Note some processors support hardware breakpoints, which raises a signal when a condition is met. This has the benefit of not having to modify the in-memory executable.
Conditional/Code Executing Breakpoints
This is a slightly more advanced version of simple breakpoints. The idea is when an interesting api call is reached, you write some code to perform an action. This could be dumping registers/memory addresses, pausing the debugger when a condition is met, etc. Most debuggers have this this functionality. ltrace/strace can be seen as a crude form of this.
Snapshotting/Unpacking Code
Some code may be polymorphic (ie, self modifying at runtime). Performing a snapshot of the program in memory after it decrypt’s/unpacks itself can be useful. Scripts can be used to unpack programs, sometimes without the target binary even running. Snapshotting memory can also be useful for finding memory addresses which contain a value of interest. Game trainer creators may often support this feature, such as for “freezing” your health points to the same value.
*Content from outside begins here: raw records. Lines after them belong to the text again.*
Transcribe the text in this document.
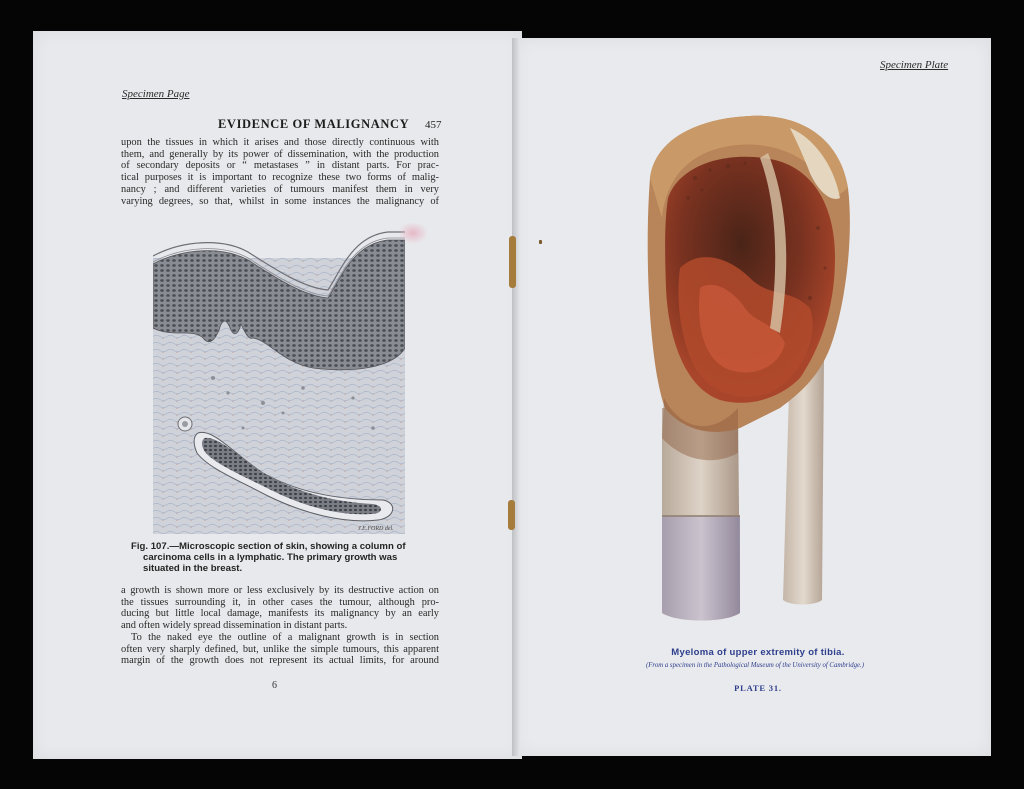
Specimen Page
EVIDENCE OF MALIGNANCY 457
upon the tissues in which it arises and those directly continuous with
them, and generally by its power of dissemination, with the production
of secondary deposits or “ metastases ” in distant parts. For prac-
tical purposes it is important to recognize these two forms of malig-
nancy ; and different varieties of tumours manifest them in very
varying degrees, so that, whilst in some instances the malignancy of
J.E.FORD del.
Fig. 107.—Microscopic section of skin, showing a column of
carcinoma cells in a lymphatic. The primary growth was
situated in the breast.
a growth is shown more or less exclusively by its destructive action on
the tissues surrounding it, in other cases the tumour, although pro-
ducing but little local damage, manifests its malignancy by an early
and often widely spread dissemination in distant parts.
To the naked eye the outline of a malignant growth is in section
often very sharply defined, but, unlike the simple tumours, this apparent
margin of the growth does not represent its actual limits, for around
6
Specimen Plate
Myeloma of upper extremity of tibia.
(From a specimen in the Pathological Museum of the University of Cambridge.)
PLATE 31.
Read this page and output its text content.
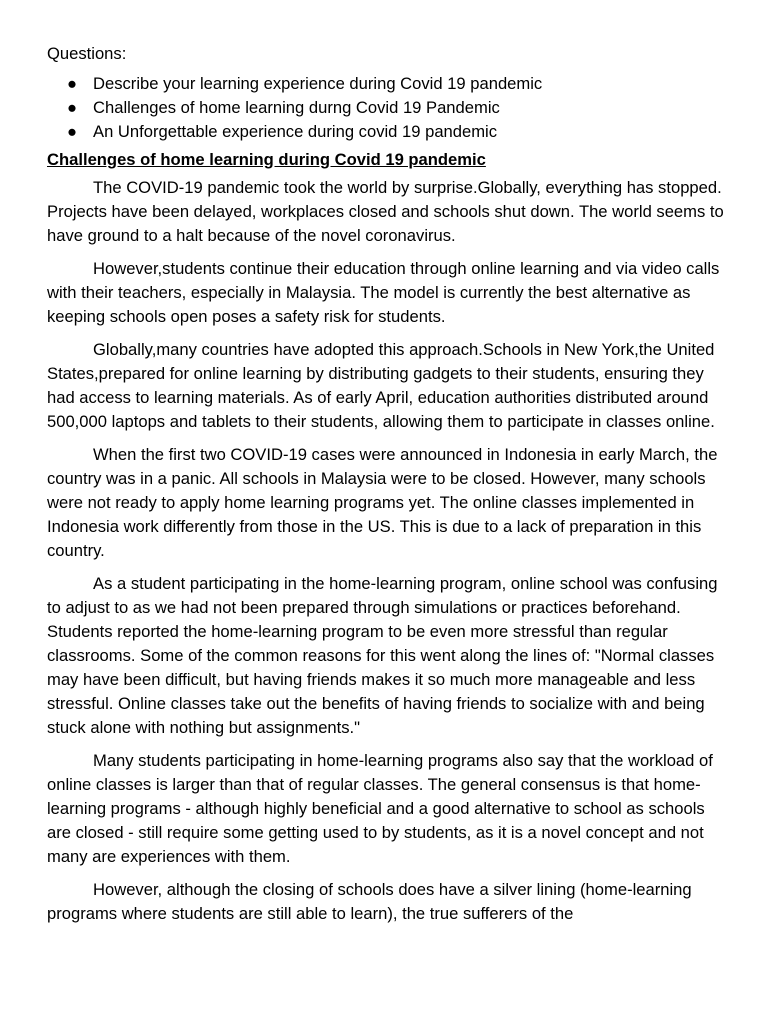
Questions:
● Describe your learning experience during Covid 19 pandemic
● Challenges of home learning durng Covid 19 Pandemic
● An Unforgettable experience during covid 19 pandemic
Challenges of home learning during Covid 19 pandemic

The COVID-19 pandemic took the world by surprise.Globally, everything has stopped. Projects have been delayed, workplaces closed and schools shut down. The world seems to have ground to a halt because of the novel coronavirus.

However,students continue their education through online learning and via video calls with their teachers, especially in Malaysia. The model is currently the best alternative as keeping schools open poses a safety risk for students.

Globally,many countries have adopted this approach.Schools in New York,the United States,prepared for online learning by distributing gadgets to their students, ensuring they had access to learning materials. As of early April, education authorities distributed around 500,000 laptops and tablets to their students, allowing them to participate in classes online.

When the first two COVID-19 cases were announced in Indonesia in early March, the country was in a panic. All schools in Malaysia were to be closed. However, many schools were not ready to apply home learning programs yet. The online classes implemented in Indonesia work differently from those in the US. This is due to a lack of preparation in this country.

As a student participating in the home-learning program, online school was confusing to adjust to as we had not been prepared through simulations or practices beforehand. Students reported the home-learning program to be even more stressful than regular classrooms. Some of the common reasons for this went along the lines of: "Normal classes may have been difficult, but having friends makes it so much more manageable and less stressful. Online classes take out the benefits of having friends to socialize with and being stuck alone with nothing but assignments."

Many students participating in home-learning programs also say that the workload of online classes is larger than that of regular classes. The general consensus is that home-learning programs - although highly beneficial and a good alternative to school as schools are closed - still require some getting used to by students, as it is a novel concept and not many are experiences with them.

However, although the closing of schools does have a silver lining (home-learning programs where students are still able to learn), the true sufferers of the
Leveraging Scripting Languages for Easy Breakpoints
When reversing an interpreter, sometimes you want to perform some operation, and inspect a program’s memory. An easy way is to finding an operation that doesn’t modify the application in a meaningful way, such as JavaScript’s console.log() function. If you add the function call to the interpreted script, and then place a breakpoint on the function, it’s an easy way to debug what has changed between calls. Ex:
console.log();
var words = 'hello world'.split(' ');
console.log();Time Travel Debugging
This one is pretty cool. Debuggers such as WinDbg and GDB (although slow) allow for continually recording the state of a program while it executes. You can then cause the debugger to break, and then step through the program forward and backwards in time.
Emulating Programs
Programs such as AFL Unicorn and QEMU allow running cross-architecture code. This can be useful for fuzzing, or running code in an environment similar to that of the target device.
Recording & Reviewing Execution Traces
Recording Program Execution Traces
Taking this further, we can record program execution traces between two points. This could done with Pintool, IDA, etc. Tools often allow you to specify at what granularity traces should be recorded (functions, basic blocks, individual instructions, etc.) Lighthouse is useful for visualizing the traces.
Diffing Program Execution Traces
This one is really useful when you are unsure where code is, but you are pretty certain you can control when the code runs. The methodology is pretty simple, execute the program in such a way that the code if interest is executed. Next, perform a similar execution of the program, but don’t cause the interesting code to be executed. Diffing the execution traces can lead you to which ran uniquely between traces. Write or use a tool to do the diffing.
Automated Diffing of Program Execution Traces
I actually haven’t tested this out before, but would be interesting. Say you are interested in finding related code across different version of the same program. The idea would be to automate interactions with the program, so the diffing can be automatically done too. This could help if basic fingerprinting would fail for whatever reason. Perhaps this could be leveraged to understand programs which implement custom Byte Code interpreters, especially if they change instruction sets between releases.
Static Anlaysis
Static/Symbolic Analysis
Some dissemblers support data flow analysis on binaries. I find this to be often limited, but can he helpful to determine low hanging fruit (ie, is snprintf used, but the length argument from a strlen() call, and writes to a stack based buffer?). Constraint solves such as Z3 can also be useful if needed to satisfy some conditions.